According to other studies, the retina is protected by the absorption capacity of the cornea and crystalline lens during CXL treatment.18 Although the procedure involved long-term (30 minutes of) exposure to UVA light, this study showed that the changes observed using SD-OCT and mfERG are not similar in nature or magnitude to other phototoxicity conditions described previously. This difference could be explained by the protective features of the anterior segment25,26 and the low UVA light intensity of the procedure relative to the intensity associated with typical phototoxicity conditions. The SD-OCT findings also reflected an increase in central macular thickness, which is the opposite of the typical thinning seen in outer retinal abnormalities. The hypothesis here is that this increase in macular thickness could be explained by a mild and self-limiting inflammatory reaction to the procedure and to UV light exposure. This reaction was evident 7 days after the procedure, but the patients were found to have recovered in the evaluations performed 30 days after CXL. Further studies are needed to prove or disprove this hypothesis. Even so, despite the lack of major differences between the groups in terms of BCVA, near vision acuity, and SD-OCT thickness, the slight changes seen during mfERG could raise concerns over subclinical macular disturbance after UVA light exposure during CXL. Given the results of a previous study, which showed the standard mfERG is largely shaped by on- and off-bipolar cell activity with more limited contributions from the photoreceptors and inner retinal (eg, amacrine and ganglion) cells,27 the hypothesis resulting from the current study is that this atypical presentation of phototoxicity would not produce consistent changes to BCVA, major visual symptoms, or structural changes that would be evident in SD-OCT imaging.

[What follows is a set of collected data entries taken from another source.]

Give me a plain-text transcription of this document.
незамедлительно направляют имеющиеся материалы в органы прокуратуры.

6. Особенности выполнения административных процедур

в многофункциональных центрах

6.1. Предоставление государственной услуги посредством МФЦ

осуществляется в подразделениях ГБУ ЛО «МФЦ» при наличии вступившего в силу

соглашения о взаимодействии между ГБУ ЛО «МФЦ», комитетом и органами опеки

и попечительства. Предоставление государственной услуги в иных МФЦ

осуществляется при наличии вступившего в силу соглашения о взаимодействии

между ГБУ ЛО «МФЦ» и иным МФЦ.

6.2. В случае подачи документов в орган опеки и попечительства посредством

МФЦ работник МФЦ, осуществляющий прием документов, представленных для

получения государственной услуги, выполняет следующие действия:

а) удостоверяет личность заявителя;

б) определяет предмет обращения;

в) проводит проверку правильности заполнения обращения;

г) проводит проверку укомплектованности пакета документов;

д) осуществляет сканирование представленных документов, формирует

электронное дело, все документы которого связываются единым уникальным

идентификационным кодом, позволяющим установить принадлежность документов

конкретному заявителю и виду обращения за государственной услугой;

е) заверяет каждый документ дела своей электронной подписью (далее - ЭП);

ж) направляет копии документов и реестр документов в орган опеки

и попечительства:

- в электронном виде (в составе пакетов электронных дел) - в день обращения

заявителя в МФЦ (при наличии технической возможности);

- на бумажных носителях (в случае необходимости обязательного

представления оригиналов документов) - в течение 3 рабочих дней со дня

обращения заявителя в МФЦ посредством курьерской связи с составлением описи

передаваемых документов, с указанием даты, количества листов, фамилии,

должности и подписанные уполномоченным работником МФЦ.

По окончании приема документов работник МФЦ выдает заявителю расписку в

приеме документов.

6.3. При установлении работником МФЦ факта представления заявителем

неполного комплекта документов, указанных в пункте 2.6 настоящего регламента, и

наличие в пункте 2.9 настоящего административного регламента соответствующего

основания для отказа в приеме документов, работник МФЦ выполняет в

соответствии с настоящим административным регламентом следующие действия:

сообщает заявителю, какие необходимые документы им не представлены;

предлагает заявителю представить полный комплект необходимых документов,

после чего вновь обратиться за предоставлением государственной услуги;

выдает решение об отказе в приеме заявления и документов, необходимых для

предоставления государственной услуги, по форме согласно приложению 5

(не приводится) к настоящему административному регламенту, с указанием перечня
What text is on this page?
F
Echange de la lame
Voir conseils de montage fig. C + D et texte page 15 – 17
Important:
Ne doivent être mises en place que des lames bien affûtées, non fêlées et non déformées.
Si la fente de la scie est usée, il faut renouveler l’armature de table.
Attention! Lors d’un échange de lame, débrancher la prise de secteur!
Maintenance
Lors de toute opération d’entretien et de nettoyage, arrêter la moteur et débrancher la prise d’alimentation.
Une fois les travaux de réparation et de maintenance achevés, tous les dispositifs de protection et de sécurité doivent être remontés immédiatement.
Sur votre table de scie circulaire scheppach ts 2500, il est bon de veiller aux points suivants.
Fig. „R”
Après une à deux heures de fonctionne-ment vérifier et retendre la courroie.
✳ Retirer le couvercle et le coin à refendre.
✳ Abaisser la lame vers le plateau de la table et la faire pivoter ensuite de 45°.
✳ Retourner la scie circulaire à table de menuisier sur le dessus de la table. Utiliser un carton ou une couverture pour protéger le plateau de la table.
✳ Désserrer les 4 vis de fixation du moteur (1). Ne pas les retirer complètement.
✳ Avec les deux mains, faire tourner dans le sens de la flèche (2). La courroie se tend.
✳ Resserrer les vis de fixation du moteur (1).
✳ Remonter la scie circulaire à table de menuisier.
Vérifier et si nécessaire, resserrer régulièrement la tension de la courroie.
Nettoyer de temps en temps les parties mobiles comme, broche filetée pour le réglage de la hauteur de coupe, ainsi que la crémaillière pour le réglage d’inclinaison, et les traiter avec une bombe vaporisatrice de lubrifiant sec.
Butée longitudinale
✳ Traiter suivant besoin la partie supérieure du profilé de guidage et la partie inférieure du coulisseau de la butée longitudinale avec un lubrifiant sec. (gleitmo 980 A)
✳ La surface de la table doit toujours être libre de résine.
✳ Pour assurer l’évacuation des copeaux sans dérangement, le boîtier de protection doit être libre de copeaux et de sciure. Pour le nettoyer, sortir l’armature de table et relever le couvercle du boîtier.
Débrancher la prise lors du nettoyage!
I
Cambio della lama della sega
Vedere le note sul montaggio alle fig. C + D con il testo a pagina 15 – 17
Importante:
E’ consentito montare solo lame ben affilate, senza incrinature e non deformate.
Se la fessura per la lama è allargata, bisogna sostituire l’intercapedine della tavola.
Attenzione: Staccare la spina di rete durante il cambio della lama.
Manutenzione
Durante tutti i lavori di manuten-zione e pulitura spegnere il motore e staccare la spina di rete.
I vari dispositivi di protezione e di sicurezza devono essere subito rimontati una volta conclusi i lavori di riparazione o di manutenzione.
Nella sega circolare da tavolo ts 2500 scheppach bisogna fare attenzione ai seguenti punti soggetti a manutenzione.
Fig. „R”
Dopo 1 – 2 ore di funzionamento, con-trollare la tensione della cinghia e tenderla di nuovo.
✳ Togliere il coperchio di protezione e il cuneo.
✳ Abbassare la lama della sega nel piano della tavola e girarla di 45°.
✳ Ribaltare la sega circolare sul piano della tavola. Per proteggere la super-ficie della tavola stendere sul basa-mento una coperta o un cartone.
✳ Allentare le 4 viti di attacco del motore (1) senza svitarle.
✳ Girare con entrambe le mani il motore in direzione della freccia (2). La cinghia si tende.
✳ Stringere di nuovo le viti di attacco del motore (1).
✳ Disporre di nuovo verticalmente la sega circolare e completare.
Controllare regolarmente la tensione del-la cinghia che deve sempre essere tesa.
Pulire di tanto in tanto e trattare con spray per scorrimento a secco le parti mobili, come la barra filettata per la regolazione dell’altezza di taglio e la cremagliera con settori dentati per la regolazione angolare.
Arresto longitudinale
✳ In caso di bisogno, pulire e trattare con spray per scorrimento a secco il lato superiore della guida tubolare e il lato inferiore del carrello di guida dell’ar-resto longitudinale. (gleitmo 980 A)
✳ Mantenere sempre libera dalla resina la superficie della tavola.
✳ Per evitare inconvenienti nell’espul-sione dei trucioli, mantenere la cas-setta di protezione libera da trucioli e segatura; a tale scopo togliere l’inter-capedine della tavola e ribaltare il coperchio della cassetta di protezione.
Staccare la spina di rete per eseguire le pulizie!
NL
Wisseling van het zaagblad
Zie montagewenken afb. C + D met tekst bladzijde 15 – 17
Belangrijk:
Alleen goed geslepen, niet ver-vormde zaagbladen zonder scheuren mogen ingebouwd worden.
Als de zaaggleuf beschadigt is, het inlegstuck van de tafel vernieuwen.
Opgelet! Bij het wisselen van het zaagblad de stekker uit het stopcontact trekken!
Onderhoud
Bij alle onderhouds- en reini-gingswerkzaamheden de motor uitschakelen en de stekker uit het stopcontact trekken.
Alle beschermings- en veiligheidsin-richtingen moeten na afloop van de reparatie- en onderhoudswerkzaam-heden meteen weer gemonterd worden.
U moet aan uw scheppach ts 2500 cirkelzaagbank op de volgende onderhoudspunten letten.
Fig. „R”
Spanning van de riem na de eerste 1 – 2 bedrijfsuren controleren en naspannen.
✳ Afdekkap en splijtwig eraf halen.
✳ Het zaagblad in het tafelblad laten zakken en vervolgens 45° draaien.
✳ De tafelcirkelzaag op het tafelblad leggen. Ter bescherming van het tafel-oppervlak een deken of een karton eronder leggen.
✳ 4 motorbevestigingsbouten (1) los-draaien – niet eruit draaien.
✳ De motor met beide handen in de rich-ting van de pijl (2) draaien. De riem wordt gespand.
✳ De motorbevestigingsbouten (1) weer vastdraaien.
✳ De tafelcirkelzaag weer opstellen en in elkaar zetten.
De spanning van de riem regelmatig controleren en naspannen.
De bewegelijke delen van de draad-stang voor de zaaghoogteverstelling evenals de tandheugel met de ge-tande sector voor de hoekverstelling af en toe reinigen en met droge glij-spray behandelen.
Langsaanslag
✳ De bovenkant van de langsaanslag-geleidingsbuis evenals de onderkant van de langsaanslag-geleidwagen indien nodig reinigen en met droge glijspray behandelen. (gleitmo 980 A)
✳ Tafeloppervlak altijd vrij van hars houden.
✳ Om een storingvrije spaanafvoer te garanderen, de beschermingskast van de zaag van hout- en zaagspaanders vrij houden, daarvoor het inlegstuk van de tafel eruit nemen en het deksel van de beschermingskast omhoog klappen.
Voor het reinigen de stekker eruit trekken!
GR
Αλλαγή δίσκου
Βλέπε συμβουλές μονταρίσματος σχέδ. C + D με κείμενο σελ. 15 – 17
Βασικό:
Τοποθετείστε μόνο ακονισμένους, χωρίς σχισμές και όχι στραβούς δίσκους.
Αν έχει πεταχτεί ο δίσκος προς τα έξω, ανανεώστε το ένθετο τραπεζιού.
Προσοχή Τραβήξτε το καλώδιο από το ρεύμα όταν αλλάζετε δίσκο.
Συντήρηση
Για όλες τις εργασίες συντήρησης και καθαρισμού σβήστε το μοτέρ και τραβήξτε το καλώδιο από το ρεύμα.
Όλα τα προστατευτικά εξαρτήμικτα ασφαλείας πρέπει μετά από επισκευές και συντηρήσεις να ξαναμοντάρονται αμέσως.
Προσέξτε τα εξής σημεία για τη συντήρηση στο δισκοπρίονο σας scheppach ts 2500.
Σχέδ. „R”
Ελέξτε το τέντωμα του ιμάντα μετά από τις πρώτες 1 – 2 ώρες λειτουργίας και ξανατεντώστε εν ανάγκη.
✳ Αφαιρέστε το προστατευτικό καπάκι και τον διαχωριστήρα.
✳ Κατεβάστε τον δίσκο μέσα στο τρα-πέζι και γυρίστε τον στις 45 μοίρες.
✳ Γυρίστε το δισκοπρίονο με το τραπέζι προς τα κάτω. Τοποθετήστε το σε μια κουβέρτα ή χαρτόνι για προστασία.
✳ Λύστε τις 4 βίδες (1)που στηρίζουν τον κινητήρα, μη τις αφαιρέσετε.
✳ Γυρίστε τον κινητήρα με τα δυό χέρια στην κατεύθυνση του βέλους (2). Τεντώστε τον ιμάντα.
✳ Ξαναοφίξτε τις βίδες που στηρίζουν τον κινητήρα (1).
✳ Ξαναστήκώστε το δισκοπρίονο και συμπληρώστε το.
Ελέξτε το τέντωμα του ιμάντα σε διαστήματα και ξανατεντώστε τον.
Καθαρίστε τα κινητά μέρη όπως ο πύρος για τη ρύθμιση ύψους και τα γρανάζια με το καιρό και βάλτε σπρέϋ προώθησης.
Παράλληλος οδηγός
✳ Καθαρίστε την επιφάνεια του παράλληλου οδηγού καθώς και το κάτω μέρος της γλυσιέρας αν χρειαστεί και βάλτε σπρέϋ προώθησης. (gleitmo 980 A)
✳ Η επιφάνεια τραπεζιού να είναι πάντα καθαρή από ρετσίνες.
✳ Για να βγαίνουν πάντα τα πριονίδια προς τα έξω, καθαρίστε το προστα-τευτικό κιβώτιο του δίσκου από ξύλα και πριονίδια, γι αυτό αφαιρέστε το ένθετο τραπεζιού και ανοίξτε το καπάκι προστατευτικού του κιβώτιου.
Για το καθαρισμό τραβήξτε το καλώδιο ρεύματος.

In addition, this is the first study found in the literature in which the anatomy, vascularity, and electrophysiology of the macula have been analyzed after exposure to UVA light from the corneal cross-linking procedure. Larger studies with long-term data are needed to further address possible phototoxicity of the retina and the safety of corneal cross-linking for keratoconus patients.
Continuous UVA light exposure during CXL therapy raises concerns over potential phototoxicity damage to the retina. This study is the first to analyze potential vascular, structural, and functional changes to the macula in patients with keratoconus who have been exposed to UVA light during cross-linking therapy. Most of the patients studied herein experienced slight changes in central macular thickness (as per SD-OCT) and in mfERG parameters, despite the absence of typical phototoxicity-related alterations seen in other conditions resulting from UV light exposure damage, lack of vascular abnormalities as determined by FA/AF imaging, and lack of significant changes in BCVA or near visual acuity and no report of symptoms. The changes seen could, therefore, be categorized as an early and mild subclinical effect on macular function after the corneal cross-linking procedure.
This project was supported by the São Paulo Research Foundation (FAPESP) under grant number 2015/23237-1.
The authors report no conflicts of interest in this work.